When the evidence needed to reconstruct an aviation accident is lost or destroyed in the crash, can the victim nonetheless hold whoever caused the accident accountable?

Yes, if the legal doctrine of "res ipsa loquitur" apples — Latin for "the thing speaks for itself."

Most courts recognize that air crashes do not normally occur unless someone, somewhere, was negligent.  It’s just a matter of who.  If circumstances point to one particular person above all others, then "the thing speaks for itself," and that person can be held accountabe even without any physical evidence to prove the case.

Let’s say an airplane’s engine fails and the plane crashes. The pilot survives but is badly injured. The key engine components are either battered beyond recognition, destroyed by the post-crash fire, or never located.
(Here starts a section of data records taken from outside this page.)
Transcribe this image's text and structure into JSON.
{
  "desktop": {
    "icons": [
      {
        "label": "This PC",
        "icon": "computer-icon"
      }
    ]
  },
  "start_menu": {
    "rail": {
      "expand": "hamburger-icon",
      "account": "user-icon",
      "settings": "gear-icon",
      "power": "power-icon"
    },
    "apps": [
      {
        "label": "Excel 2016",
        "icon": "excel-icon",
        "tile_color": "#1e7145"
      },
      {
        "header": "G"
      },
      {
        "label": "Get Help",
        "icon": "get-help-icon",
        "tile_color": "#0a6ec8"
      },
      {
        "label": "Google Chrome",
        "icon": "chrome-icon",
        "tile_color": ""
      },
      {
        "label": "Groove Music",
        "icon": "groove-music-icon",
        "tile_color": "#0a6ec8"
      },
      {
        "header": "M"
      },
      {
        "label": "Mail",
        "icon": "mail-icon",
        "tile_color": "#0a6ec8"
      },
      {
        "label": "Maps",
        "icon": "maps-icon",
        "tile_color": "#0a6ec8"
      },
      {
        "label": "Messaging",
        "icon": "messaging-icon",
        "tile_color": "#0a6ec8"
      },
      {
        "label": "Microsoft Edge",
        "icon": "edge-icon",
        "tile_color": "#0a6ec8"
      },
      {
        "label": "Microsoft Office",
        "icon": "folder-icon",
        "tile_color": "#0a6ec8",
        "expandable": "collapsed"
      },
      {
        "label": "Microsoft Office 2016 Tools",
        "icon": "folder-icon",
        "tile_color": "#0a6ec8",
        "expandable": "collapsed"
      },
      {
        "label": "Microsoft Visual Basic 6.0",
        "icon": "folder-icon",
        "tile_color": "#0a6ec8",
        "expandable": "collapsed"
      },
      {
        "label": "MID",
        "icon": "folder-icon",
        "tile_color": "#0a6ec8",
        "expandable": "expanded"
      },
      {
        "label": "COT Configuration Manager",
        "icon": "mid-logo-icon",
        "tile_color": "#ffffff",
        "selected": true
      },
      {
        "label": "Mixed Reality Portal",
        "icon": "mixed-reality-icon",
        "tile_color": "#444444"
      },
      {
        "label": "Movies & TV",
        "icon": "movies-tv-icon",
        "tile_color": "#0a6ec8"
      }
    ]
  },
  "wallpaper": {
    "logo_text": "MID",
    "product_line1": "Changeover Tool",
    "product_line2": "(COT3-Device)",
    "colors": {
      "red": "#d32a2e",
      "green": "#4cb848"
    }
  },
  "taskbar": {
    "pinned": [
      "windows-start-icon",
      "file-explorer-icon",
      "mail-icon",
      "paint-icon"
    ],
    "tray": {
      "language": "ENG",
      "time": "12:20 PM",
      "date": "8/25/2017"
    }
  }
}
Under the circumstances, it may be impossible to ever determine exactly why the engine failed.  There may be little chance of determining from the wreckage who was responsible for the accident.

Now assume that engine work had been performed on the plane just before the accident. Under the circumstances, one might suspect that the engine failed because the mechanic who performed the engine work did something wrong.  Of course, there are other possible explanations for the engine failure as well.  But if the injured pilot can prove that the mechanic’s work is the most likely explanation, a judge or jury may decide that the maintenance shop is responsible, even without any physical evidence to rely on.

To invoke the doctrine of res ipsa loquitur against the maintenance shop in this example, the injured pilot must prove that:

  1. The engine would not have failed unless someone was negligent;
  2. The maintenance facility had exclusive control of the engine during the key time period (that is, only the facility’s own mechanics had access to the inside of the engine when it was opened up); and
  3. The pilot did not cause or contribute to the engine failure (by, for example, running out of gas).

Even if there isn’t enough physical evidence to determine how or why the engine failed, if the pilot can prove all these three things, he may nonetheless be able to hold the shop responsible for his injuries.